Two. Only Size of the member variables

class Car

{

private:

       int nLength;

       int nWidth;

};

 

void main()

{

       int size = 0;

       Car objCar;

       size = sizeof(objCar);

       printf(“%s %d /r”, “Class Car Size:”, size);

}

 

Output results: Class Car Size:8

The result is clear to many developers. In the 32 bit system, the integer variable accounts for 4 bytes. Here Class Car contains two integer type member variables, so Class Size is 8.

 

class Car

{

private:

       int nLength;

       int nWidth;

       static int sHigh;

};

 

void main()

{

       int size = 0;

       Car objCar;

       size = sizeof(objCar);

       printf(“%s %d /r”, “Class Car Size:”, size);

}

Output results: Class Car Size:8

We added a static member variable in Class Car this time, but Class Size is still 8 bytes. This is exactly the first in the conclusion: the sum of non static member variables.

 

class Car

{

private:

       char chLogo

       int nLength;

       int nWidth;

       static int sHigh;

};

 

void main()

{

       int size = 0;

       Car objCar;

       size = sizeof(objCar);

       printf(“%s %d /r”, “Class Car Size:”, size);

}

Output results: Class Car Size:12

A character variable is inserted in the class, and the result is that Class Size becomes 12. This is an additional 3 character variables added by the compiler to do data alignment, in order to improve the computing speed of CPU. What the compiler adds is something we can’t see. It also conforms to the conclusionSecond: add the data alignment processing of the compiler for CPU calculation.

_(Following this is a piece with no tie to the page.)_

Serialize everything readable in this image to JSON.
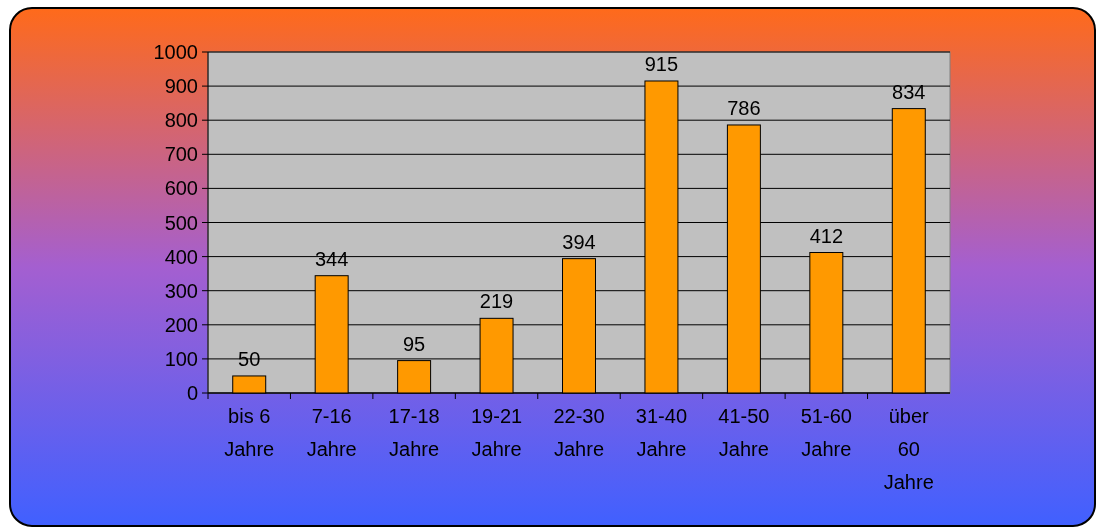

Now that we define class members, the data compiler adds extra space. So why don’t we consider the problem of data alignment when we define a class, we can define more than 3 character type variables as reserved variables, which can satisfy the requirements of data alignment and add some extensible to their own programs.Space.

 

Three. Only the Size of the member function

class Car

{

public:

       Car(){};

       ~Car(){};

public:

       void Fun(){};

};

 

void main()

{

       int size = 0;

       Car objCar;

       size = sizeof(objCar);

       printf(“%s %d /r”, “Class Car Size:”, size);

}

Output results: Class Car Size:1

Oh, what’s the matter? Do an experiment and look at it.

class Car

{

public:

       Car(){};

       ~Car(){};

public:

       void Fun(){};

private:

       int nLength;

       int nWidth;

};

 

void main()

{

       int size = 0;

       Car objCar;

       size = sizeof(objCar);

       printf(“%s %d /r”, “Class Car Size:”, size);

}

Output results: Class Car Size:8

It should be clear this time. A function does not occupy a class space. The Size in the first example is 1 bytes. It is the compiler that creates a hidden byte space for the class.

 

class Car

{

public:

       Car(){};

       virtual ~Car(){};

public:

       void Fun(){};

};

 

void main()

{

       int size = 0;

       Car objCar;

       size = sizeof(objCar);

       printf(“%s %d /r”, “Class Car Size:”, size);

}

Output results: Class Car Size:4

This time, let the destructor function as a virtual function and see that the Class Size is 4. This is the Size pointing to the pointer VPTR of Virtual Table. This coincides with the third in the conclusion: plus the additional burden generated to support the virtual function.

 

So far, how much memory space a Class Object occupies has been fully stated. However, this is only applicable to a single class, or a base class. For subclasses, they are different. Interested friends can do some experiments.